Patriote, pas séparatiste
Suite à une telle conclusion, Bernard Landry ne s’est pas fait prier pour intervenir et défendre ses positions, avançant des arguments totalement opposés et contestant certains des chiffres données par Jack Granatstein.
«Je ne suis pas un séparatiste mais un patriote», insiste-t-il. Quand à la bataille des Plaines d’Abraham, «c’est évident que ce fut un désastre, une tragédie.» Il poursuit en énumérant les nombreuses conséquences néfastes de la victoire de Wolfe sur Montcalm: l’abandon des élites, des aristocrates, des marchands ainsi que des officiers de l’armée, la disparition des classes sociales au Québec, la rupture des liens financiers et commerciaux avec la France, la forte baisse du taux d’alphabétisme auprès de gens qui «ont préféré l’ignorance à l’assimilation» ainsi que le remplacement de l’État par le clergé, pas «toujours dans l’intérêt du peuple».
«La colonisation a duré jusqu’en 1960 et le sentiment de supériorité des anglophones sur les francophones n’a pas cessé», affirme-t-il. Selon lui, jusqu’en 1960, les activités économiques étaient régies par les Anglais et la Révolution tranquille a permis aux Québécois de devenir maître dans leur propre maison.
Il balaye les critiques de Jack Granatstein concernant l’économie du Québec, affirmant que «son PNB est supérieur à celui de l’Ontario», ajoutant que la province a vu naître de grands groupes tels Bombardier, Lavalin ou CGI alors que l’Ontario est davantage connue pour l’industrie automobile dont les maisons-mères sont étrangères.
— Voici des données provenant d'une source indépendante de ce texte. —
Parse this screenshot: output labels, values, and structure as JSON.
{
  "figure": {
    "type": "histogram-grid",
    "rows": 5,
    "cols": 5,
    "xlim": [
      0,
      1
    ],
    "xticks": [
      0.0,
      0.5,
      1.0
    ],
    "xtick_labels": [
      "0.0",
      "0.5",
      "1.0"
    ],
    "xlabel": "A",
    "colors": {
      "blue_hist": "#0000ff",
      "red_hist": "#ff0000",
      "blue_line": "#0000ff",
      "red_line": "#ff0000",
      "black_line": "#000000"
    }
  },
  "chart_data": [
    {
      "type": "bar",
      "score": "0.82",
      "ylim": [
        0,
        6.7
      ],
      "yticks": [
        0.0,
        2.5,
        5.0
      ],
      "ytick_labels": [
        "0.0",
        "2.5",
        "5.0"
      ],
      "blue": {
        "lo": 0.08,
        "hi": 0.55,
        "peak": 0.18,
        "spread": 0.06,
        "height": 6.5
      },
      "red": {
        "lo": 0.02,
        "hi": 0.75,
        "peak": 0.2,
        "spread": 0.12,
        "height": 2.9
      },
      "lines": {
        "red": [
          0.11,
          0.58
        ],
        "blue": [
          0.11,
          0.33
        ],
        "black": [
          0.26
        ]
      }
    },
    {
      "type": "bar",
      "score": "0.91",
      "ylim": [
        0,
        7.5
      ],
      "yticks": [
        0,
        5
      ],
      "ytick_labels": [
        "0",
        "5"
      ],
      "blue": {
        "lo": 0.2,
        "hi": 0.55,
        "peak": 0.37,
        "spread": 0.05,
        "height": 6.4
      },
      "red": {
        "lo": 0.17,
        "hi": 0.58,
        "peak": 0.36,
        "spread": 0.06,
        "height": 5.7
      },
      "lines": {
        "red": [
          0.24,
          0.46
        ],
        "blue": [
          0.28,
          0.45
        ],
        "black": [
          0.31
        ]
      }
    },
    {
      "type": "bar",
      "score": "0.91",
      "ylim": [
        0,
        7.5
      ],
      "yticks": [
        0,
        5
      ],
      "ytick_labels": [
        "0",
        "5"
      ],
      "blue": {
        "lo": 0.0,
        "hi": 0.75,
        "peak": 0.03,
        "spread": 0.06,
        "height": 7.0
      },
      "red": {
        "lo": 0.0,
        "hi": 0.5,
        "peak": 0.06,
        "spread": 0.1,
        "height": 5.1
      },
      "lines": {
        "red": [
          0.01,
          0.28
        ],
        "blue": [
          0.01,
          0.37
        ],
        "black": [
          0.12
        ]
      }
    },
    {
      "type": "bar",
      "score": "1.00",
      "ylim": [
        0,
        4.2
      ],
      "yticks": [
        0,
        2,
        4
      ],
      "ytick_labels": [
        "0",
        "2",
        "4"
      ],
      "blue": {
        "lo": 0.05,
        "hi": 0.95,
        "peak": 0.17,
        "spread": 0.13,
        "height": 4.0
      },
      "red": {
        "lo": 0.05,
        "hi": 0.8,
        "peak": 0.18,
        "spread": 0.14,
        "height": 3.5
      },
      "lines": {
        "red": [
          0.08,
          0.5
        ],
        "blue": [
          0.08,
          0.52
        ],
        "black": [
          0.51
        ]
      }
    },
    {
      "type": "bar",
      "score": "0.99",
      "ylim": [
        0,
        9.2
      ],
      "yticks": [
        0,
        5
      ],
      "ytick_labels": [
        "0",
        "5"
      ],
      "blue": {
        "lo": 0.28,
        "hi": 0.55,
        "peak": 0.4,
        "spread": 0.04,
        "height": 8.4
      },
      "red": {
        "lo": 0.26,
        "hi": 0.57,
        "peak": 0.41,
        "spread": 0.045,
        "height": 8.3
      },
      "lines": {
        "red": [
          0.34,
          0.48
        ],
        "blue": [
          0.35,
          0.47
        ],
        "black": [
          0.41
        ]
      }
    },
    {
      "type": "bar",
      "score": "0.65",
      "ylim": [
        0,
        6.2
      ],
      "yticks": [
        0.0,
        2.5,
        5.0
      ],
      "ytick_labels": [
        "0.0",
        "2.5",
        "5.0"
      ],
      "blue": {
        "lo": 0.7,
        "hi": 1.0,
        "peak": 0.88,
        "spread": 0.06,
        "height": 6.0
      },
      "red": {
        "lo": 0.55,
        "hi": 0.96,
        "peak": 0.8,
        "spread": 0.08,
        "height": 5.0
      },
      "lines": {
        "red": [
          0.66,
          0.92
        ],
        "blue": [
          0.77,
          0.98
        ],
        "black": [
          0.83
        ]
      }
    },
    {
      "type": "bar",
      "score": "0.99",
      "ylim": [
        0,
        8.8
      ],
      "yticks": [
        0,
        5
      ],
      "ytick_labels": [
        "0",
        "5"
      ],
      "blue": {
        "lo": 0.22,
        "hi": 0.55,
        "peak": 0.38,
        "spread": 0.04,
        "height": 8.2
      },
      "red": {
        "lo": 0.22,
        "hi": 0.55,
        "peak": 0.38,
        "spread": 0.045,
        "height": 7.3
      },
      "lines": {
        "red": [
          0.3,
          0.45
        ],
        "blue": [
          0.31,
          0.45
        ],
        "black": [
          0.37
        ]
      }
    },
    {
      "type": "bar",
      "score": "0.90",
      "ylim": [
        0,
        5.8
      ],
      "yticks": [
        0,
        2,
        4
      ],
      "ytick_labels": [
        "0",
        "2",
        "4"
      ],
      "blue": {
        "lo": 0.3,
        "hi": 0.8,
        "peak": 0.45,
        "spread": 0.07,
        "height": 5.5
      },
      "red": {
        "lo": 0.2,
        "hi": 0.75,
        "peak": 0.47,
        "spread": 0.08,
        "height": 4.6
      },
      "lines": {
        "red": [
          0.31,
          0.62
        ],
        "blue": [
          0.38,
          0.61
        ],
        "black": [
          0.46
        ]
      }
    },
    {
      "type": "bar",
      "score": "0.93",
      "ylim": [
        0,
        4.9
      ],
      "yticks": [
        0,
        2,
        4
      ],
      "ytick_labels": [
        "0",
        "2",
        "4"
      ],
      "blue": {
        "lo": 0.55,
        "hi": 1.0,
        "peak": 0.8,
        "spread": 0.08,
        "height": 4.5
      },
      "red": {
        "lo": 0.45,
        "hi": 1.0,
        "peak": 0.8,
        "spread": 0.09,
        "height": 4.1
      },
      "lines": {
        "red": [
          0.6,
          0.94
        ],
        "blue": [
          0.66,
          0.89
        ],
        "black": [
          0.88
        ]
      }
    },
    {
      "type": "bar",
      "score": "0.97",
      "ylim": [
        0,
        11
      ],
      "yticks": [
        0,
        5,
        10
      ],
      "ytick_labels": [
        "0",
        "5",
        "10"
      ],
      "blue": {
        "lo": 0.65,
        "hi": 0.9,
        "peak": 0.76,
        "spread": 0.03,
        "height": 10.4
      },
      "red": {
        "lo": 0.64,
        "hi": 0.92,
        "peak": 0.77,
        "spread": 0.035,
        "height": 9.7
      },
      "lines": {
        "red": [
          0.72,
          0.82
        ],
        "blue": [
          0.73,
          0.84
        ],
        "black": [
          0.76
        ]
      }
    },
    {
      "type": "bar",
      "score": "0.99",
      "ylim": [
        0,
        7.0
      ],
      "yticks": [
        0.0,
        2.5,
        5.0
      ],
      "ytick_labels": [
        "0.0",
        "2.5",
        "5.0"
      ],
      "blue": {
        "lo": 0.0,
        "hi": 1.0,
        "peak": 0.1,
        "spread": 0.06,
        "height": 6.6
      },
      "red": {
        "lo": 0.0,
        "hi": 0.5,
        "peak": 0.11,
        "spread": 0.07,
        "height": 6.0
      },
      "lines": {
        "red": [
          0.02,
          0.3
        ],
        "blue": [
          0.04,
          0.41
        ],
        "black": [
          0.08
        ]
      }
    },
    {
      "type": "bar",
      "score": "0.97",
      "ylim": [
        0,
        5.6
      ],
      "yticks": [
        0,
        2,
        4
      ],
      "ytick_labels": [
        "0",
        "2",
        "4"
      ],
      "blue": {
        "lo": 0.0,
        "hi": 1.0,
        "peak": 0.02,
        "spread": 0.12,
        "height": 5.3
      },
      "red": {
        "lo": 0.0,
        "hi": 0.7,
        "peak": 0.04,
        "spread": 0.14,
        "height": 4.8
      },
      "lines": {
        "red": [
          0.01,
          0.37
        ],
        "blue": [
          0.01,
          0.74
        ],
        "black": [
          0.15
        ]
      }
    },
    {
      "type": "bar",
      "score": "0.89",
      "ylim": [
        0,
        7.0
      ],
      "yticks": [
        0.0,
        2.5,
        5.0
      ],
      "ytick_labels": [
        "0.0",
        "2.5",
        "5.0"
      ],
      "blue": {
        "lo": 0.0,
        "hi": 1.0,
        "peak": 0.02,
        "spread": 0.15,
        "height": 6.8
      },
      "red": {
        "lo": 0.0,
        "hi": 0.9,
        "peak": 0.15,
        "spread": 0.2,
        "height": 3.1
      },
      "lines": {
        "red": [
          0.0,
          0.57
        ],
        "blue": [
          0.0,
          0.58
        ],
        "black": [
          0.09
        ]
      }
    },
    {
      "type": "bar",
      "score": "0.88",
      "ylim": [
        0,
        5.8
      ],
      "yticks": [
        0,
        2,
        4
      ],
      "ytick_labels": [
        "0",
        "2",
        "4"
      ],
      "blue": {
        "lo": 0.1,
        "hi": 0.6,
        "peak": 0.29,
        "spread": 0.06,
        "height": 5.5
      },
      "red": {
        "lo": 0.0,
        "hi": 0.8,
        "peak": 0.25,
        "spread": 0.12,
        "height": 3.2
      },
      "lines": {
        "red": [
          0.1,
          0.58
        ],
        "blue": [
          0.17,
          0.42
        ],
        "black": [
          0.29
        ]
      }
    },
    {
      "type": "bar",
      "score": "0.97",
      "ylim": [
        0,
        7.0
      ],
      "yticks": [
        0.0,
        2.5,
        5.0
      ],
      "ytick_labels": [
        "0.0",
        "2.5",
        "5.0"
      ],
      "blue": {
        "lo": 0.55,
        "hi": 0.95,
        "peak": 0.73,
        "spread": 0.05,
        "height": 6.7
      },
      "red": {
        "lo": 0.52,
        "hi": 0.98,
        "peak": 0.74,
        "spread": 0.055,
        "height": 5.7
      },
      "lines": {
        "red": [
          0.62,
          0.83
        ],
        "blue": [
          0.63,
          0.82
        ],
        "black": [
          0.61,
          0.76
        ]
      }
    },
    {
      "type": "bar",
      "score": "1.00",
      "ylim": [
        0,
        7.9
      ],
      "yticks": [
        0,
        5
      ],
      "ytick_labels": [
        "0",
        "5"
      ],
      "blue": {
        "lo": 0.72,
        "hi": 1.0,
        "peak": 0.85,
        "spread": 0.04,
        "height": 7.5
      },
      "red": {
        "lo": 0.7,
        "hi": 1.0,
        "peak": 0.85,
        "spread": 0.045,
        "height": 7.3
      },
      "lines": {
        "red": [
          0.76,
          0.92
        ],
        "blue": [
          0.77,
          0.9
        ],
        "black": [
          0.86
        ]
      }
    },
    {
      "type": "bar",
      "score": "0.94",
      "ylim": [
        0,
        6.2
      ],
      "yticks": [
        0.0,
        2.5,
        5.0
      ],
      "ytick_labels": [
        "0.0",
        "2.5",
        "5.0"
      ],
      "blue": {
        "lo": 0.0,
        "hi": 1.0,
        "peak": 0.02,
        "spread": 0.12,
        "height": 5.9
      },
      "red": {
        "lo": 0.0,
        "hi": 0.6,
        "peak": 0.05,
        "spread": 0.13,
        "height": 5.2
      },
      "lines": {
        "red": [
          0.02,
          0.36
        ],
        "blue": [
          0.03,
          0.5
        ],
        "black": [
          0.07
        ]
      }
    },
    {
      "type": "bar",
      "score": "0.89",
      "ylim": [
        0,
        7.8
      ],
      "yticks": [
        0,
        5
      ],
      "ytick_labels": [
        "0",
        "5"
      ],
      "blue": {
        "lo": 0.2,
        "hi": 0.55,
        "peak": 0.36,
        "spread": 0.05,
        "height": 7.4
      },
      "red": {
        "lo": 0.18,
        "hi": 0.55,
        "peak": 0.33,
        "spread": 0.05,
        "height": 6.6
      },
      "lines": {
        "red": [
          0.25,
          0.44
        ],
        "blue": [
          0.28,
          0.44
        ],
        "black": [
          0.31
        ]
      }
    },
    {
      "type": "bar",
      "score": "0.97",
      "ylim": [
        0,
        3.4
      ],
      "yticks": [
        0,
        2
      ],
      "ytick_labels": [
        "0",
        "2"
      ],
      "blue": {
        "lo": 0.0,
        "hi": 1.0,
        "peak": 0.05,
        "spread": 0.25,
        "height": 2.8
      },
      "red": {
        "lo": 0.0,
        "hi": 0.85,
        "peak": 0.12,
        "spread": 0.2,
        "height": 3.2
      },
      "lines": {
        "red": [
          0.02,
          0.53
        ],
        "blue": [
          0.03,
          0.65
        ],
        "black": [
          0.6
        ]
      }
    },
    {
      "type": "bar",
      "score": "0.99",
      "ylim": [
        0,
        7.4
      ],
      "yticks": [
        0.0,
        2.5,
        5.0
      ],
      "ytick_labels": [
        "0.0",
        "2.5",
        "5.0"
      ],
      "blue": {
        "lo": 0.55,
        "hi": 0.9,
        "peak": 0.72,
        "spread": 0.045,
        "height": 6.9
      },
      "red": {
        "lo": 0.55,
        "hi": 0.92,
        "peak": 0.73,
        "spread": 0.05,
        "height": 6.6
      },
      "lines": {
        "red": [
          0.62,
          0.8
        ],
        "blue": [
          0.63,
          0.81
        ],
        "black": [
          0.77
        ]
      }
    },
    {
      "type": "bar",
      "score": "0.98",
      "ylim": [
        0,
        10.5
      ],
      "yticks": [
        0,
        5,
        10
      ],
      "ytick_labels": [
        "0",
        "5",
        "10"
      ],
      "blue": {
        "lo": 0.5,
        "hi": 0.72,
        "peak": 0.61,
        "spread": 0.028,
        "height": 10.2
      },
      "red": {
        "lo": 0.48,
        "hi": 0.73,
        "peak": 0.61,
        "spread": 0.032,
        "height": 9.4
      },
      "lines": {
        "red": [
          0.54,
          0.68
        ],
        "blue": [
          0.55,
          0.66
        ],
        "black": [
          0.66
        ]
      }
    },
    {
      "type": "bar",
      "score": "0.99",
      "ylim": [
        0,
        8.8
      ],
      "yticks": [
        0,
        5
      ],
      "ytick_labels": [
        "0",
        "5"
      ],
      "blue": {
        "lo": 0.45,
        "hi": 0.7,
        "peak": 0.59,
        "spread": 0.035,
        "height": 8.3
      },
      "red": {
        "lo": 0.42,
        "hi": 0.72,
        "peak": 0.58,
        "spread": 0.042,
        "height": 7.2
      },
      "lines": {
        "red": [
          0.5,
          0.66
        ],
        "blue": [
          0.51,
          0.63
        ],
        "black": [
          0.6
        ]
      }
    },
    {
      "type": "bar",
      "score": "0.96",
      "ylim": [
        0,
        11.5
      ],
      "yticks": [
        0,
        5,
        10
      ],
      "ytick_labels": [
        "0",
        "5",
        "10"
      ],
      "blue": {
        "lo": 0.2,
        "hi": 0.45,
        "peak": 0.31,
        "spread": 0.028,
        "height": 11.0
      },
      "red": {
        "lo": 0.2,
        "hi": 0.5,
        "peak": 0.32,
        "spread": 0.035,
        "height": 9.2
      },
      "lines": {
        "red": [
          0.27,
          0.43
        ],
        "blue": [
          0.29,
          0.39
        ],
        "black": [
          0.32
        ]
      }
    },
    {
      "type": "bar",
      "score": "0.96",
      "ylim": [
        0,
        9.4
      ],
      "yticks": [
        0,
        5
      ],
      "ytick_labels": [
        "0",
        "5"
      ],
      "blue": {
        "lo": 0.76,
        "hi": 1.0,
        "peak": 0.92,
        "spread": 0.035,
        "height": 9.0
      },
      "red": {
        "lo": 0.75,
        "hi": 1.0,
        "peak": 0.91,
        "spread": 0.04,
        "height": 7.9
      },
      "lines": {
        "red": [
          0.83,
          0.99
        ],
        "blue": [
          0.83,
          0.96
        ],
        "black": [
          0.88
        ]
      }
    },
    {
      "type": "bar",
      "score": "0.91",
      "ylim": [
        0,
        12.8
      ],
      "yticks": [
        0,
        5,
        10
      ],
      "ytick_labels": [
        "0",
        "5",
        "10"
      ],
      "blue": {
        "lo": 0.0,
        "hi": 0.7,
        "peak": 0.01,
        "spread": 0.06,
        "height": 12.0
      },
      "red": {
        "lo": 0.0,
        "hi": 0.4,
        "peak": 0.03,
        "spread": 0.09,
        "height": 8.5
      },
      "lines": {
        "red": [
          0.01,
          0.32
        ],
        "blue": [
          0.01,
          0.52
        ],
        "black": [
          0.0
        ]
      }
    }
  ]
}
Il mentionne également les arts et la culture qui s’exportent bien, citant le Cirque du Soleil et Céline Dion.
Pour le souverainiste, le Québec a toujours subi les décisions du Canada: il rappelle les mesures disproportionnées prises, durant la crise d’octobre 1970, par le gouvernement fédéral qui a envoyé l’armée et «arrêté plus de 500 intellectuels» et se permet une comparaison rapide avec l’Europe: «Il a suffi qu’un seul pays, l’Irlande, vote non à un traité pour qu’il ne soit pas ratifié. Ici, en 1982, le Québec était contre le rapatriement de la constitution mais Ottawa a dit oui».
Bernard Landry est donc sans concession: pour lui, la défaite n’a rien apporté de bon au Québec qui était, déjà en 1759, une nation «multiethnique depuis longtemps» avec des racines amérindiennes françaises et irlandaises, et qui est toujours une nation à part entière.